Eliminating the contribution of interfering compounds is a key step in chemical analysis. In complex media, one possible approach is to perform a preliminary separation. However purification is often demanding, long, and costly; it may also considerably alter the properties of interacting components of the mixture (e.g. in a living cell). Hence there is a strong interest for developing separation-free non-invasive analytical protocols. Using photoswitchable probes as labelling and titration contrast agents, we have demonstrated that the association of a modulated light excitation with a kinetic filtering of the overall observable is much more attractive than constant excitation to read-out the contribution from a target probe under adverse conditions (Figure 1).
Figure 1. Principle of temporally modulated light excitation and kinetic filtering for selective imaging of photoswitchable probes exchanging between two states of different brightness. Constant illumination reveals all spectrally similar probes of a mixture (top). In contrast, matching the parameters of the modulated illumination (mean intensity, radial frequency of modulation) with the dynamics of a targeted photoswitchable probe permits to selectively retrieve its contribution from the amplitude of the modulated components of the overall signal in the presence of spectrally interfering species, photoswitchable or not (bottom).
An extensive theoretical framework enabled us recently to optimize the out-of-phase concentration first-order response of a photoswitchable probe to modulated illumination by appropriately matching the average illumination and the radial frequency of the light modulation to the probe dynamics. Thus, we can selectively and quantitatively extract from an overall signal the contribution from a target photoswitchable probe within a mixture of species, photoswitchable or not. This simple titration strategy has been more specifically developed in the context of fluorescence imaging by introducing OPIOM (Out-of-Phase Imaging after Optical Modulation), which offers promising perspectives (Figure 2).

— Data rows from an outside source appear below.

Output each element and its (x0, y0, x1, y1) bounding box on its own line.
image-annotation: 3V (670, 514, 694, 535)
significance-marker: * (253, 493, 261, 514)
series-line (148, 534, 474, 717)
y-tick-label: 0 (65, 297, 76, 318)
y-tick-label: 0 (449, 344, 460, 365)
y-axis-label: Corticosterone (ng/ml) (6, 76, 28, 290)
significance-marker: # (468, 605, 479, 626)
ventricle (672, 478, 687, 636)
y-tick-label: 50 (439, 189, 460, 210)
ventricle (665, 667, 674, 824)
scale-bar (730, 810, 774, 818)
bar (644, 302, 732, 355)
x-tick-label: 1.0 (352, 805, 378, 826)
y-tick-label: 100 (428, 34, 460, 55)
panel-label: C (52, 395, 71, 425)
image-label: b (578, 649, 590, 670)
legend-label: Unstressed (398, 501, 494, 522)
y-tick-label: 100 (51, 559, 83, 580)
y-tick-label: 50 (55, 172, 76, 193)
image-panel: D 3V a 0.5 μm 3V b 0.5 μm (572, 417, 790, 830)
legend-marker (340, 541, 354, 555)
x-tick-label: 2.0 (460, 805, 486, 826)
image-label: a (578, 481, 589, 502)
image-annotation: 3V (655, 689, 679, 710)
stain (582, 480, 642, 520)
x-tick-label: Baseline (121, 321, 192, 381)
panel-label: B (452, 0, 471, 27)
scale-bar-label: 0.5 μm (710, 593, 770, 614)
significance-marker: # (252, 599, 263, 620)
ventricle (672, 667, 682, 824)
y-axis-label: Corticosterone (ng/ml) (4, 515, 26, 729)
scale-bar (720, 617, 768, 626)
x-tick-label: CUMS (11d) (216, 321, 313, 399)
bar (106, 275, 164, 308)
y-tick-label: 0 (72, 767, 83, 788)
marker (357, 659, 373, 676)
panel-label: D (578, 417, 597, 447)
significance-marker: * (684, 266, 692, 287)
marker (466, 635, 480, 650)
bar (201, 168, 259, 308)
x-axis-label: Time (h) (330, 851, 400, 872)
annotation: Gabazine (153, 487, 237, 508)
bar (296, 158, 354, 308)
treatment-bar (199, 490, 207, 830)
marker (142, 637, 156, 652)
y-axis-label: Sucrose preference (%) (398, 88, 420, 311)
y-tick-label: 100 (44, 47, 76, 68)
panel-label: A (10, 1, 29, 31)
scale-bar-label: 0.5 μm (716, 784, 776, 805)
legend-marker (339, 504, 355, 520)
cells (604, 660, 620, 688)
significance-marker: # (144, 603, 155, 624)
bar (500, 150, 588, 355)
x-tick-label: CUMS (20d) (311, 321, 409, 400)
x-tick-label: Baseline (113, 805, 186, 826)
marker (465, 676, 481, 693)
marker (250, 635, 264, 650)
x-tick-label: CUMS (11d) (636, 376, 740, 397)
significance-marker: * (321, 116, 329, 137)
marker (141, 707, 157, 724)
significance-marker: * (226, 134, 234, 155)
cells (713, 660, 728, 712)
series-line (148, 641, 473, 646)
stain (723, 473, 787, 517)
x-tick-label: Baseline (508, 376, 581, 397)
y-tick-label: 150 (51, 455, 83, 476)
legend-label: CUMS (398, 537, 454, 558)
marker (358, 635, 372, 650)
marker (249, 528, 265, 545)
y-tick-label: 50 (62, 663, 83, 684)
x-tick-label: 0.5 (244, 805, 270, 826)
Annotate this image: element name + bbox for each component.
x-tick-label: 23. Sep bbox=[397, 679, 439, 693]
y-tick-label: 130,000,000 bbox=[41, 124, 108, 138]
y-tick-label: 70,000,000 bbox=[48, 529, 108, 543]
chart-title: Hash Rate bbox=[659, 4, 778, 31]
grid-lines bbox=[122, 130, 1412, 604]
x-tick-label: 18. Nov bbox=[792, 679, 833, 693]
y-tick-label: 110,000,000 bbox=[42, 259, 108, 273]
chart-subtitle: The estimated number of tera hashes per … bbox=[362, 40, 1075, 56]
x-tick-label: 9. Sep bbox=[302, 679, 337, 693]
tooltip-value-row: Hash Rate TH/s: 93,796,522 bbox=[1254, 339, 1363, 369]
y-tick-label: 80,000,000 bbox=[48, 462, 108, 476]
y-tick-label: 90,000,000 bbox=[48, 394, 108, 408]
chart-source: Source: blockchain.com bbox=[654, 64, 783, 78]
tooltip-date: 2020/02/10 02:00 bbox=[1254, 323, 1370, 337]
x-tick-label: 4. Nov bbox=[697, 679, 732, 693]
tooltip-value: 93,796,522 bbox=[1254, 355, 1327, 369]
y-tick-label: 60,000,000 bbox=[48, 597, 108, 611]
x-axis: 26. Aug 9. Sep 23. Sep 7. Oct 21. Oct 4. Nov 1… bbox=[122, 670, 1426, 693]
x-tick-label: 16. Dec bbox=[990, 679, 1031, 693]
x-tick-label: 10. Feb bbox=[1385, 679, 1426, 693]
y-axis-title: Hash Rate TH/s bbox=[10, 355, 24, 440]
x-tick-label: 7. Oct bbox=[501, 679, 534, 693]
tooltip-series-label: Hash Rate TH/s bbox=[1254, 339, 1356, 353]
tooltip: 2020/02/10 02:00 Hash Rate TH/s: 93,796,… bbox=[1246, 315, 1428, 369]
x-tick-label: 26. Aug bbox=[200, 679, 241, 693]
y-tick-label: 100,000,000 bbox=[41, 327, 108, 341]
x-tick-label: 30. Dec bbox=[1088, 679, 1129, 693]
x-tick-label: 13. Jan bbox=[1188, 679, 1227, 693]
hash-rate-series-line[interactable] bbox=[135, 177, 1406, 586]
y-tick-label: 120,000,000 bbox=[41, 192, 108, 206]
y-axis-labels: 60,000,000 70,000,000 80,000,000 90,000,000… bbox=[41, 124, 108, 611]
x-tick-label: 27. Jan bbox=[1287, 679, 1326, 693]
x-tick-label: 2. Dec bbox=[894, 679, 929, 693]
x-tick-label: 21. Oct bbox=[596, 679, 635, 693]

Figure 2. OPIOM application in mammalian HEK293 cells and in 24 hpf zebrafish embryos. a, b: Selective imaging of nuclear Dronpa-3 against membrane-localized EGFP; c, d: Selective imaging of Lifeact-Dronpa-3 against autofluorescence. Fixed (a) or live (b) cells, and zebrafish embryo (c, d) were imaged by epifluorescence (a–c) or single plane illumination microscope (SPIM, d; the dashed rectangles indicate the zone illuminated by the thinnest part of the light sheet) upon illuminating with sinusoidal (a–c) or square wave (d) light modulation of large amplitude tuned on the resonance of Dronpa-3. Images labeled Pre-OPIOM and OPIOM correspond to respectively the unfiltered and OPIOM-filtered images. Scale bars represent 50 μm.
J. Quérard, T. Le Saux, A. Gautier, D. Alcor, V. Croquette, A. Lemarchand, C. Gosse, L. Jullien, Kinetics of reactive modules adds discriminative dimensions for selective cell imaging, ChemPhysChem, 2016, 17, 1396 – 1413.
J. Querard, T.-Z. Markus, M.-A. Plamont, C. Gauron, P. Wang, A. Espagne, M. Volovitch, S. Vriz, V. Croquette, A. Gautier, T. Le Saux, L. Jullien, Photoswitching kinetics and phase sensitive detection add discriminative dimensions for selective fluorescence imaging, Angew. Chem. Int. Ed., 2015, 54, 2633 – 2637.
J. Querard, A. Gautier, T. Le Saux, L. Jullien, Expanding discriminative dimensions for analysis and imaging, Chem. Sci., 2015, 6, 2968 – 2978.